The Addiction and Health Equity Program seeks to generate and promote innovative ideas that improve health equity and increase access to high-quality behavioral health services, reduce negative stigma, and support community engagement to improve public health in Baltimore.
In 2019, the Addiction and Health Equity Program continued our work to leverage health care reforms to increase access to quality addiction treatment services. Our funding supported successful efforts to create the country’s first prescription drug affordability board, which will help address the unsustainable rising costs of medications in Maryland. OSI-Baltimore also supported efforts to address gaps in insurance coverage and insurance practices that negatively impact access to treatment. The goal of our efforts is to continue to both build on the expanded access to health insurance created by federal health care reform and to make sure that hard working families are not denied services by rising health care costs.
The Addiction and Health Equity Program maintained its partnerships with a number of harm reduction organizations in Baltimore and across the state and backed people directly impacted by substance use to advocate in their own voice. These funding streams supported peer recovery specialists and other individuals with lived experience with addiction or substance use so that they would be able to organize, access trainings and educational resources, and provide harm reduction-based street outreach to people using drugs in Baltimore City. The program also continued to support low-barrier access to treatment and other services by funding local drop-in centers and a mobile treatment van.
Lowering the Threshold to Treatment
With thousands of Marylanders dying each year from opiate-related overdoses, it is still far too difficult to access treatment and other resources to meet their needs. In 2019, the Addiction and Health Equity Program supported a number of initiatives to make it easier—also known as lowering the threshold—for people dealing with a substance use disorder to access community-based services.
Knowing what treatment programs and other resources exist in one’s community is critical to being able to access those resources. That’s why OSI-Baltimore worked with the Baltimore City Health Department to launch Charm Care, an online directory of resources for city residents, including treatment programs, housing, workforce development programs, food access, and educational support. Drug treatment providers use the system to share their capacity to accept new patients in real time, so residents can quickly and easily find a treatment program that meets their needs with immediate intake availability.
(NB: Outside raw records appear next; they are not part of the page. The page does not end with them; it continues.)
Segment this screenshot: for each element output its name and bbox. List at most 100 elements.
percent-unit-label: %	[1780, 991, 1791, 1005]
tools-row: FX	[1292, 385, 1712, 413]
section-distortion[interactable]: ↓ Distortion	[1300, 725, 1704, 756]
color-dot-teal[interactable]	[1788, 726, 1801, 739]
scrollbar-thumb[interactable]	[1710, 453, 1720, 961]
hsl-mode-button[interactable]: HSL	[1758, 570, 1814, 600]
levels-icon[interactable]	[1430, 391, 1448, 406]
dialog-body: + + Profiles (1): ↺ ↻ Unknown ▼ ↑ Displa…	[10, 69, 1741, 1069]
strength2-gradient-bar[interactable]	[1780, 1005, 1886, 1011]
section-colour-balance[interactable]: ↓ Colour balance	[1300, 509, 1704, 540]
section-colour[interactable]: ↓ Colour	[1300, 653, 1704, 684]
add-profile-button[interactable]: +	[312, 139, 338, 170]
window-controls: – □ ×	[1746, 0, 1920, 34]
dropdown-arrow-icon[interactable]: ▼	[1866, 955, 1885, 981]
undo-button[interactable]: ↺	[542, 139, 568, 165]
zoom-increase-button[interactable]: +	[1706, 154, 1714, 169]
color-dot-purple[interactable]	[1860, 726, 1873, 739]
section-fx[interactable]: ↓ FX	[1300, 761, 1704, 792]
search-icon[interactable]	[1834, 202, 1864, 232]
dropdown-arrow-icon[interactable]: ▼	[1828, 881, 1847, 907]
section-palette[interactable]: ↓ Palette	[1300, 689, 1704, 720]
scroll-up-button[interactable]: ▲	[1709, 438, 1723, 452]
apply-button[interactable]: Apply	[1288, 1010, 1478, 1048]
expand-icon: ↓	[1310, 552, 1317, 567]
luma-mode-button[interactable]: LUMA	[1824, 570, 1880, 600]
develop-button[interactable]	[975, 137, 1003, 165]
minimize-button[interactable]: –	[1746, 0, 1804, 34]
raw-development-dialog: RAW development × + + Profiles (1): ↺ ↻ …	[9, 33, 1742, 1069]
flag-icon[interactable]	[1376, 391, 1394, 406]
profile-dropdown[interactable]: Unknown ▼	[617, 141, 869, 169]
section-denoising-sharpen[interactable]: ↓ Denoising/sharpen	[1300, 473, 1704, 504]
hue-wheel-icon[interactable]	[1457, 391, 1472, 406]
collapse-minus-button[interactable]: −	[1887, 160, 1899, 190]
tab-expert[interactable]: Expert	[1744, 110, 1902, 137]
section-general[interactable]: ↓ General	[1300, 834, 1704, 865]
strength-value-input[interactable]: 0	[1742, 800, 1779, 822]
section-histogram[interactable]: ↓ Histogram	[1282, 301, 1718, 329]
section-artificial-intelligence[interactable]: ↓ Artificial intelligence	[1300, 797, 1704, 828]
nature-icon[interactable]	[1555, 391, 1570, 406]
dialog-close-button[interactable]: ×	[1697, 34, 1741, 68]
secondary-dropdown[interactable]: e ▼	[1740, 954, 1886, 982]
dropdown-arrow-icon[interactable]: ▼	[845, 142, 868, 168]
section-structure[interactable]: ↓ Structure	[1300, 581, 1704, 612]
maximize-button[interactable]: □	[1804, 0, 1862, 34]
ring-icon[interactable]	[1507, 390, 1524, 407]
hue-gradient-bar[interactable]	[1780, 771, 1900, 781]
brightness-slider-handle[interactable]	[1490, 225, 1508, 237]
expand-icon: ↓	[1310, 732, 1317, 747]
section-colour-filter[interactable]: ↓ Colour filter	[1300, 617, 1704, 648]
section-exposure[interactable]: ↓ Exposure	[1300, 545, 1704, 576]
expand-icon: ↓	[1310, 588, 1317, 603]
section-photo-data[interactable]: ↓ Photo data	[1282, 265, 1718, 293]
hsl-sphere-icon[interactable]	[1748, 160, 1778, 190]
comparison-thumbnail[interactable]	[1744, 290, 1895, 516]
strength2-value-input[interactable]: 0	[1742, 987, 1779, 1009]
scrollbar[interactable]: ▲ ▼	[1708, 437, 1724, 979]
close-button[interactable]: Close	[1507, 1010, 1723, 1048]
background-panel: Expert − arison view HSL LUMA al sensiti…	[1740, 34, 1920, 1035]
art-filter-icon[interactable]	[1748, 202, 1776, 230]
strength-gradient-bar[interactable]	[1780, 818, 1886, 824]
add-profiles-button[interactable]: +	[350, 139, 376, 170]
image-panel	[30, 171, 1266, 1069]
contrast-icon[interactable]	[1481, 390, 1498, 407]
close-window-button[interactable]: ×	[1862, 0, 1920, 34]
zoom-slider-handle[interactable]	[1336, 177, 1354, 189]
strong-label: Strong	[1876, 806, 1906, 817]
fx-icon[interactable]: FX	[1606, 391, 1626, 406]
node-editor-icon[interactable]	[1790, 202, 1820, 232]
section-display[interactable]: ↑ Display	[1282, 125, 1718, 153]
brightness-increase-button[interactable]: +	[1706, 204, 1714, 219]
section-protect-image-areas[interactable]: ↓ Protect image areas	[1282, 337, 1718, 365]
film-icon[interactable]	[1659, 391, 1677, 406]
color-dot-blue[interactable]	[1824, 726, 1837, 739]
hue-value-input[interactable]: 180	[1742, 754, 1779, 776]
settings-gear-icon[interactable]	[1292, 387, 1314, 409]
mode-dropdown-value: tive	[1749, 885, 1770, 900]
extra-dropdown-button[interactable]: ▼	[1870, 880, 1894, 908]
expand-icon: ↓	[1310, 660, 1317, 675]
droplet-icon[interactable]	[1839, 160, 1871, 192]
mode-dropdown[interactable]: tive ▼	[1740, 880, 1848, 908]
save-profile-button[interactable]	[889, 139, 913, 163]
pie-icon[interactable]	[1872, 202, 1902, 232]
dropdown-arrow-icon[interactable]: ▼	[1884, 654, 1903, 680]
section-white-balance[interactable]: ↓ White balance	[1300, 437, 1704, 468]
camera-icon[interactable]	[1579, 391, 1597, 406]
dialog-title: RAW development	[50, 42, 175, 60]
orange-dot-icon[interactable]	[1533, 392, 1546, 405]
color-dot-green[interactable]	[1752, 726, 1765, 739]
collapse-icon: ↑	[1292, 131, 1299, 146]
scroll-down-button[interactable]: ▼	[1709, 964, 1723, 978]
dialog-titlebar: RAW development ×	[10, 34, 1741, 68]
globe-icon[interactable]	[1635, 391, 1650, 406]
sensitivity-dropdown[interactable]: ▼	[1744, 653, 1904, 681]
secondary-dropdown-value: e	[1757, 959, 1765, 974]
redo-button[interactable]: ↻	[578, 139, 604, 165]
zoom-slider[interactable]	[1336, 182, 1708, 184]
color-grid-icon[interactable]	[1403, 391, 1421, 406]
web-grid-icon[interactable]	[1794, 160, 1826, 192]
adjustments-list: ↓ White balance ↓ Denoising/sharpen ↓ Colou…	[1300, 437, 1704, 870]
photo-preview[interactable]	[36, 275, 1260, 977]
Drug use is still criminalized, so a disproportionate number of people incarcerated in the Baltimore City Jail have a substance use disorder. Studies have shown that newly released prisoners are 40 times more likely to experience an overdose than the general population, making the first days after release from jail a critical time to connect people with drug treatment and harm reduction services. That’s why we supported the Behavioral Health Leadership Institute’s Project Connections at Re-Entry (PCARE) van. It sits outside the Baltimore City jail to get people started on treatment as soon as they’re leaving jail. This low-threshold program accepts returning citizens regardless of whether they have insurance or even an ID, getting them immediately engaged in treatment and services so they can stay alive and receive needed supports as soon as they are released.
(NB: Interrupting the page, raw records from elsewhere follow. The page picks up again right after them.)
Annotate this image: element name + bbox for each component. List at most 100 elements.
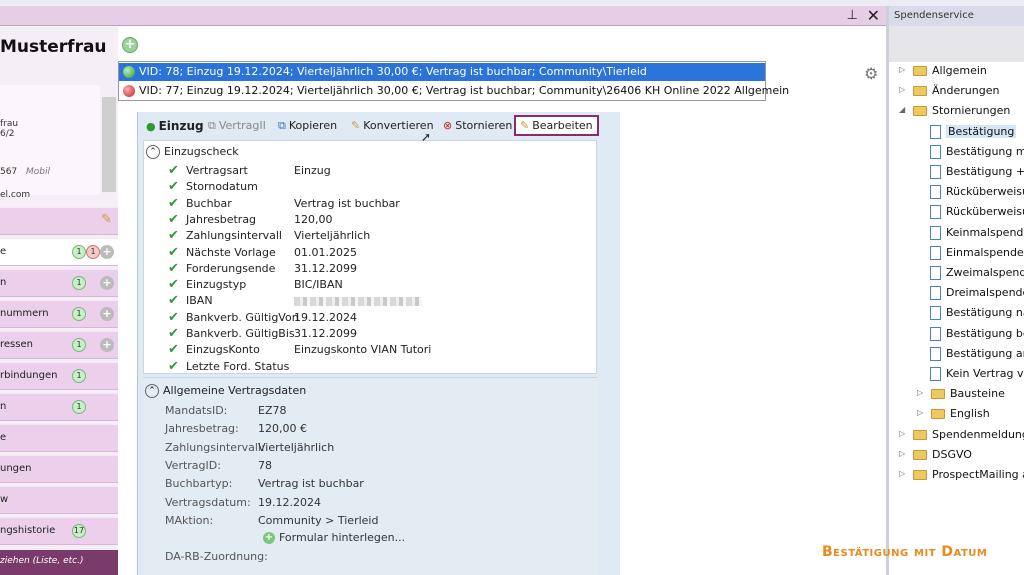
formular-link[interactable]: + Formular hinterlegen... — [263, 531, 405, 544]
tree-label: Dreimalspende — [946, 286, 1024, 300]
contract-detail-panel: ● Einzug ⧉ VertragII ⧉ Kopieren ✎ Konvertier… — [137, 112, 620, 575]
expand-icon[interactable]: ▷ — [899, 469, 905, 478]
collapse-icon[interactable]: ⌃ — [145, 384, 159, 398]
section-header[interactable]: ⌃ Allgemeine Vertragsdaten — [145, 384, 306, 398]
field-label: Bankverb. GültigBis — [186, 327, 295, 340]
tree-label: Änderungen — [932, 84, 1000, 98]
panel-toolbar — [889, 26, 1024, 62]
document-icon — [930, 144, 941, 159]
nav-item[interactable]: rbindungen 1 — [0, 362, 118, 390]
field-value: Vertrag ist buchbar — [294, 196, 400, 210]
field-value: Einzug — [294, 164, 331, 177]
gear-icon[interactable]: ⚙ — [864, 64, 878, 83]
field-label: Zahlungsintervall: — [165, 440, 265, 454]
document-icon — [930, 205, 941, 220]
field-label: Buchbar — [186, 196, 232, 210]
expand-icon[interactable]: ◢ — [899, 105, 905, 114]
scrollbar[interactable] — [102, 97, 116, 192]
nav-list: ✎ e 1 1 + n 1 + nummern 1 + ressen 1 + rbindungen 1 n 1 e u… — [0, 207, 118, 548]
contact-line[interactable]: el.com — [0, 190, 30, 200]
bearbeiten-button[interactable]: ✎ Bearbeiten — [514, 115, 599, 136]
field-value: BIC/IBAN — [294, 278, 343, 292]
field-label: Forderungsende — [186, 261, 276, 275]
data-row: Buchbartyp: Vertrag ist buchbar — [165, 477, 364, 490]
field-label: EinzugsKonto — [186, 343, 260, 357]
field-label: Letzte Ford. Status — [186, 359, 290, 373]
nav-item[interactable]: nummern 1 + — [0, 300, 118, 328]
kopieren-button[interactable]: ⧉ Kopieren — [278, 119, 337, 133]
folder-icon — [913, 66, 927, 76]
tree-label: Bestätigung na — [946, 306, 1024, 320]
folder-icon — [913, 86, 927, 97]
status-red-icon — [123, 85, 135, 97]
field-value: 31.12.2099 — [294, 327, 357, 340]
data-row: VertragID: 78 — [165, 459, 272, 472]
nav-item[interactable]: n1 — [0, 393, 118, 421]
document-icon — [930, 245, 941, 260]
section-header[interactable]: ⌃ Einzugscheck — [146, 145, 239, 159]
contact-line: frau — [0, 119, 19, 129]
check-icon: ✔ — [168, 326, 179, 341]
nav-item[interactable]: ✎ — [0, 207, 118, 235]
add-icon: + — [263, 532, 275, 544]
iban-redacted — [294, 294, 422, 307]
expand-icon[interactable]: ▷ — [899, 449, 905, 458]
stornieren-button[interactable]: ⊗ Stornieren — [443, 119, 512, 132]
field-value: EZ78 — [258, 404, 287, 417]
field-value: 31.12.2099 — [294, 261, 357, 275]
expand-icon[interactable]: ▷ — [899, 429, 905, 438]
expand-icon[interactable]: ▷ — [899, 65, 905, 74]
document-icon — [930, 225, 941, 240]
field-label: Nächste Vorlage — [186, 245, 276, 259]
tree-label: Rücküberweisu — [946, 185, 1024, 199]
nav-item-label: e — [0, 246, 7, 257]
pencil-icon[interactable]: ✎ — [101, 212, 112, 227]
caption: Bestätigung mit Datum — [822, 544, 988, 560]
nav-item[interactable]: n 1 + — [0, 269, 118, 297]
check-icon: ✔ — [168, 358, 179, 374]
nav-item[interactable]: e — [0, 424, 118, 452]
expand-icon[interactable]: ▷ — [899, 85, 905, 94]
collapse-icon[interactable]: ⌃ — [146, 145, 160, 159]
check-icon: ✔ — [168, 179, 179, 195]
contract-text: VID: 77; Einzug 19.12.2024; Vierteljährl… — [139, 84, 790, 97]
expand-icon[interactable]: ▷ — [917, 408, 923, 417]
data-row: MandatsID: EZ78 — [165, 404, 286, 417]
folder-icon — [931, 389, 945, 400]
add-icon[interactable]: + — [122, 37, 138, 53]
tree-label: English — [950, 407, 990, 421]
contract-row[interactable]: VID: 78; Einzug 19.12.2024; Vierteljährl… — [119, 63, 765, 81]
field-label: Jahresbetrag: — [165, 422, 239, 436]
data-row: Jahresbetrag: 120,00 € — [165, 422, 307, 436]
nav-item-label: rbindungen — [0, 370, 58, 381]
toolbar-title: ● Einzug — [146, 119, 204, 133]
folder-icon — [913, 449, 927, 460]
pin-icon[interactable]: ⊥ — [847, 8, 858, 23]
document-icon — [930, 286, 941, 301]
field-value: 120,00 € — [258, 422, 307, 436]
folder-icon — [913, 470, 927, 480]
nav-item[interactable]: ressen 1 + — [0, 331, 118, 359]
field-value: 120,00 — [294, 212, 333, 226]
field-label: Bankverb. GültigVon — [186, 310, 299, 324]
document-icon — [930, 124, 941, 139]
close-icon[interactable]: ✕ — [867, 6, 880, 25]
nav-item[interactable]: w — [0, 486, 118, 514]
add-icon[interactable]: + — [100, 307, 114, 321]
add-icon[interactable]: + — [100, 245, 114, 259]
contract-row[interactable]: VID: 77; Einzug 19.12.2024; Vierteljährl… — [119, 82, 789, 100]
field-value: 19.12.2024 — [294, 310, 357, 324]
vertrag-button[interactable]: ⧉ VertragII — [208, 119, 266, 133]
nav-item-label: ungen — [0, 463, 32, 474]
einzugscheck-section: ⌃ Einzugscheck ✔ Vertragsart Einzug ✔ Stornod… — [143, 140, 597, 374]
count-badge: 1 — [72, 276, 86, 290]
nav-item-label: ngshistorie — [0, 525, 56, 536]
add-icon[interactable]: + — [100, 276, 114, 290]
nav-item[interactable]: ngshistorie 17 — [0, 517, 118, 545]
check-icon: ✔ — [168, 309, 179, 325]
add-icon[interactable]: + — [100, 338, 114, 352]
expand-icon[interactable]: ▷ — [917, 388, 923, 397]
nav-item[interactable]: ungen — [0, 455, 118, 483]
field-value: Vierteljährlich — [294, 229, 371, 243]
nav-item[interactable]: e 1 1 + — [0, 238, 118, 266]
While increased access to drug treatment is still needed across the city, we also recognize that not everyone is ready to stop using today and harm reduction services can help to keep people healthier and safer while they are in active drug use. That’s why we supported Charm City Care Connection (CCCC), a drop-in center in East Baltimore, to open a harm reduction service program in 2019. In addition to CCCC’s health screenings and case management, the harm reduction service program offers overdose education and naloxone distribution, sterile syringe distribution and collection, regular drop-in hours, weekly community lunches, and other leisure activities. These resources build a supportive community that engages Baltimore residents who have typically been disconnected from treatment and other services in the city.
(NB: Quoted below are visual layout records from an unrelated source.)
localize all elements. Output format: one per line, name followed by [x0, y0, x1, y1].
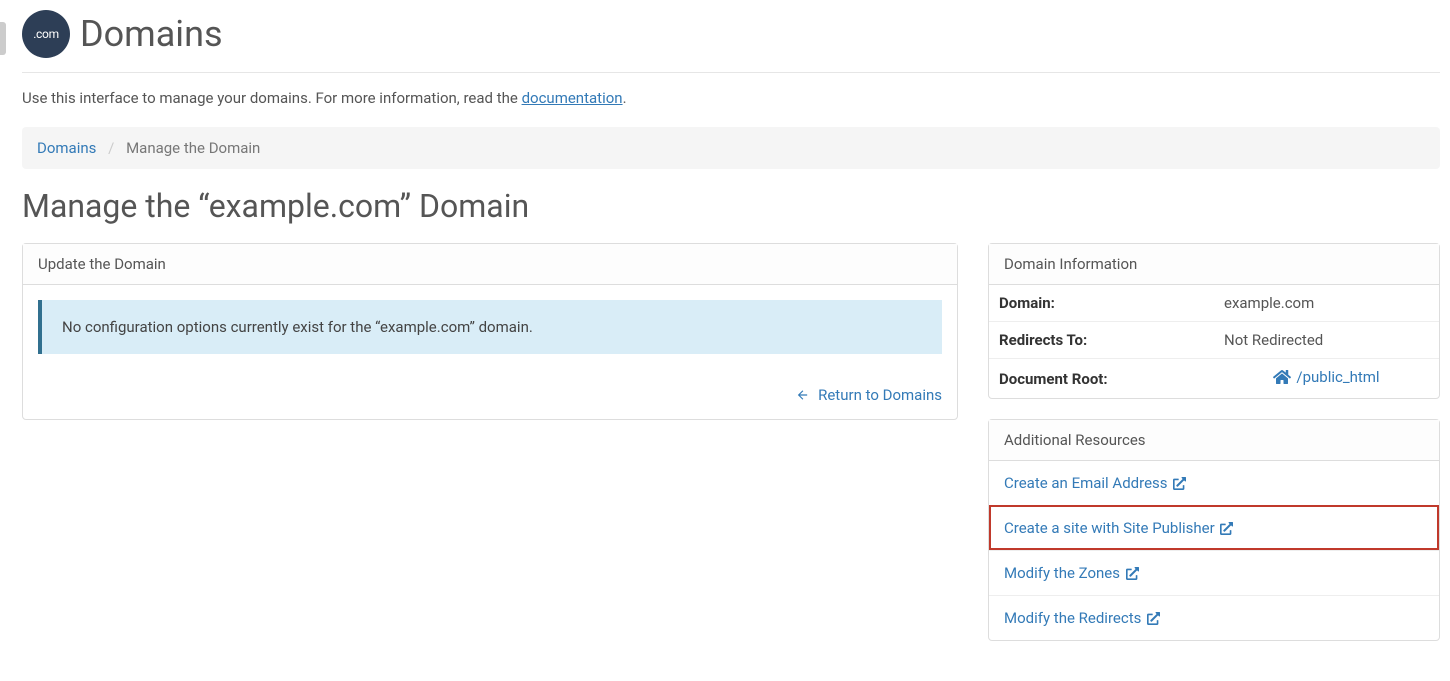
create-email-link[interactable]: Create an Email Address: [989, 461, 1439, 505]
domain-information-panel: Domain Information Domain: example.com R…: [988, 243, 1440, 399]
list-item: Create a site with Site Publisher: [989, 505, 1439, 550]
resources-list: Create an Email Address Create a site wi…: [989, 461, 1439, 640]
table-row: Redirects To: Not Redirected: [989, 322, 1439, 359]
intro-text: Use this interface to manage your domain…: [22, 89, 1440, 107]
external-link-icon: [1126, 567, 1139, 580]
intro-suffix: .: [623, 89, 627, 107]
documentation-link[interactable]: documentation: [522, 89, 623, 107]
external-link-icon: [1173, 477, 1186, 490]
domain-key: Domain:: [989, 285, 1214, 322]
page-subtitle: Manage the “example.com” Domain: [22, 187, 1440, 225]
list-item: Create an Email Address: [989, 461, 1439, 505]
list-item: Modify the Zones: [989, 550, 1439, 595]
return-label: Return to Domains: [818, 386, 942, 404]
docroot-key: Document Root:: [989, 359, 1214, 399]
modify-zones-label: Modify the Zones: [1004, 564, 1120, 582]
table-row: Domain: example.com: [989, 285, 1439, 322]
breadcrumb-current: Manage the Domain: [126, 139, 260, 157]
table-row: Document Root: /public_html: [989, 359, 1439, 399]
modify-redirects-link[interactable]: Modify the Redirects: [989, 596, 1439, 640]
info-alert-text: No configuration options currently exist…: [62, 318, 533, 336]
update-domain-panel: Update the Domain No configuration optio…: [22, 243, 958, 420]
create-email-label: Create an Email Address: [1004, 474, 1168, 492]
breadcrumb-separator: /: [100, 139, 122, 157]
page-title: Domains: [80, 13, 223, 55]
update-domain-heading: Update the Domain: [23, 244, 957, 285]
external-link-icon: [1147, 612, 1160, 625]
intro-prefix: Use this interface to manage your domain…: [22, 89, 522, 107]
domains-logo: .com: [22, 10, 70, 58]
domain-info-table: Domain: example.com Redirects To: Not Re…: [989, 285, 1439, 398]
left-edge-stub: [0, 22, 6, 55]
return-to-domains-link[interactable]: Return to Domains: [795, 386, 942, 404]
redirects-value: Not Redirected: [1214, 322, 1439, 359]
redirects-key: Redirects To:: [989, 322, 1214, 359]
docroot-value: /public_html: [1296, 368, 1379, 386]
page-header: .com Domains: [22, 10, 1440, 73]
create-site-publisher-link[interactable]: Create a site with Site Publisher: [989, 506, 1439, 550]
modify-redirects-label: Modify the Redirects: [1004, 609, 1141, 627]
additional-resources-panel: Additional Resources Create an Email Add…: [988, 419, 1440, 641]
home-icon: [1273, 369, 1291, 385]
list-item: Modify the Redirects: [989, 595, 1439, 640]
domain-information-heading: Domain Information: [989, 244, 1439, 285]
additional-resources-heading: Additional Resources: [989, 420, 1439, 461]
logo-text: .com: [29, 26, 63, 42]
create-site-publisher-label: Create a site with Site Publisher: [1004, 519, 1215, 537]
domain-value: example.com: [1214, 285, 1439, 322]
return-arrow-icon: [795, 388, 810, 402]
breadcrumb: Domains / Manage the Domain: [22, 127, 1440, 169]
breadcrumb-root-link[interactable]: Domains: [37, 139, 96, 157]
info-alert: No configuration options currently exist…: [38, 300, 942, 354]
external-link-icon: [1220, 522, 1233, 535]
document-root-link[interactable]: /public_html: [1273, 368, 1379, 386]
modify-zones-link[interactable]: Modify the Zones: [989, 551, 1439, 595]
Behavioral Health Leadership Institute’s PCARE van outside the Baltimore City Jail.
Baltimore Harm Reduction Coalition
$250,000 over two years to provide harm reduction programming, advocate for harm reduction policies, and reduce stigma relating to drug use.
Charm City Care Connection
$100,000 over one year to provide harm reduction programming and policy advocacy, operate a drop-in center that supports community members, and reduce stigma relating to drug use.*
Legal Action Center of the City of New York
$100,000 over two years to protect gains made under the Affordable Care Act (ACA) and expand access to behavioral health services that are desperately needed to address the opioid crisis.
Maryland Citizens’ Health Initiative Education Fund
$75,000 over one year to help implement the Prescription Drug Affordability Board law and work with advocates in other states to build coordinated momentum for continued state and federal policy action to make prescription drugs more affordable.
Maryland Peer Advisory Council
$75,000 over one year, to identify and train new peer support specialists to become advocates for drug policy reform.
Mental Health Association of Maryland
$100,000 over one year to build an alliance among key payers, providers, regulatory and consumer organizations to advance insurance policy and practice reforms for the purpose of improving access to effective mental health and substance use treatment for Marylanders.
National Council on Alcoholism and Drug Dependency
$275,000 over two years to provide general support.
Progressive Maryland Education Fund
$25,000 over one year to engage in a public education campaign to build understanding and support among Maryland residents for harm reduction strategies; and to train and develop community leaders to become part of the policy development conversation and be the true drivers of drug policy change.*
*These grants were funded, in part, through additional one-time support from Open Society Foundations.